La Lettre Libérale — Économie, liberté, lucidité
Il faut relire la semaine écoulée comme un roman d'apprentissage : lundi, mardi et mercredi, records en série à Wall Street ; jeudi, sommet absolu du Dow Jones à 51 561,93 points ; vendredi, effondrement du Nasdaq de 4,18 % — sa pire séance depuis avril 2025 — sur l'annonce de 172 000 créations d'emplois en mai, plus du double des attentes. Dans la foulée, le rendement du Trésor américain à dix ans a bondi de 6 points de base à 4,54 % et le dollar s'est raffermi à 1,1611 pour un euro, les opérateurs intégrant qu'une économie aussi vigoureuse interdit à la Réserve fédérale de Kevin Warsh toute baisse de taux — et pourrait même justifier une hausse d'ici la fin de l'année.
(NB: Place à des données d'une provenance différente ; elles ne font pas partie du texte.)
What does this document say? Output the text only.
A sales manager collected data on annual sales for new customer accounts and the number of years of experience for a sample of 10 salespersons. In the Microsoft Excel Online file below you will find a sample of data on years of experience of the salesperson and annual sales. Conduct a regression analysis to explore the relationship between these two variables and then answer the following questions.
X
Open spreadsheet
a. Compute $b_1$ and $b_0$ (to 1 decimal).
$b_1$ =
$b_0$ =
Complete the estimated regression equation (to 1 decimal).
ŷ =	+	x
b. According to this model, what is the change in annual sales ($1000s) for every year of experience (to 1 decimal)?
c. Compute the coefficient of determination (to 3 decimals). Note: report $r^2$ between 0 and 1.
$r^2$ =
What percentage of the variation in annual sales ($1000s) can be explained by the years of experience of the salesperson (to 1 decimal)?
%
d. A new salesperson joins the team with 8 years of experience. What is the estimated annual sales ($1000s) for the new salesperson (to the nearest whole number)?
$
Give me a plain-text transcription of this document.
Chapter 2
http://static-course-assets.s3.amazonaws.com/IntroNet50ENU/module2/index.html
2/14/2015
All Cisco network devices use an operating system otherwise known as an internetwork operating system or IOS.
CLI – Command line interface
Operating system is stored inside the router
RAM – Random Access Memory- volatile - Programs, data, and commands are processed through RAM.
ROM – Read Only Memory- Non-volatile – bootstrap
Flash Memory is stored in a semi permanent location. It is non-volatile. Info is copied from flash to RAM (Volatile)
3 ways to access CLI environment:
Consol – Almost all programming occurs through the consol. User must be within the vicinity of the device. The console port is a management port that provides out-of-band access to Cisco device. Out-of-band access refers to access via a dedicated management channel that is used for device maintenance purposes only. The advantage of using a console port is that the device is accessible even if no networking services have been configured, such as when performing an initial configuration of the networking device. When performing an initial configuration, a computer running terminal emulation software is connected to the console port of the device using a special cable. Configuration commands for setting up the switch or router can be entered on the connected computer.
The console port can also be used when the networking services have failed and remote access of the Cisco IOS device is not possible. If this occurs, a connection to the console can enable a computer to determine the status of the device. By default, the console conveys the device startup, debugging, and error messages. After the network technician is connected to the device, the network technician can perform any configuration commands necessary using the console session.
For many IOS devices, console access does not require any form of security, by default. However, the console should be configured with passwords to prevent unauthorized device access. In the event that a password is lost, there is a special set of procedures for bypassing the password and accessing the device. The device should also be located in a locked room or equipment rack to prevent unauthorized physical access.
Le dimanche est propice aux questions simples, en voici une : qu'est-ce qu'un marché qui s'effondre quand l'économie va bien ? Réponse : ce n'est plus un marché d'actions, c'est un marché de taux déguisé. Des années d'argent gratuit ont appris aux investisseurs à valoriser non pas les profits des entreprises mais la fonction de réaction de la banque centrale — au point qu'une bonne nouvelle pour l'emploi devient une mauvaise nouvelle pour les indices. Cette inversion n'est pas une bizarrerie technique : elle mesure la profondeur de la distorsion que la politique monétaire a infligée à la formation des prix. La purge de vendredi, de ce point de vue, est moins une crise qu'un début de convalescence — le moment où le capital recommence, péniblement, à se demander ce que valent les choses plutôt que ce que fera le banquier central.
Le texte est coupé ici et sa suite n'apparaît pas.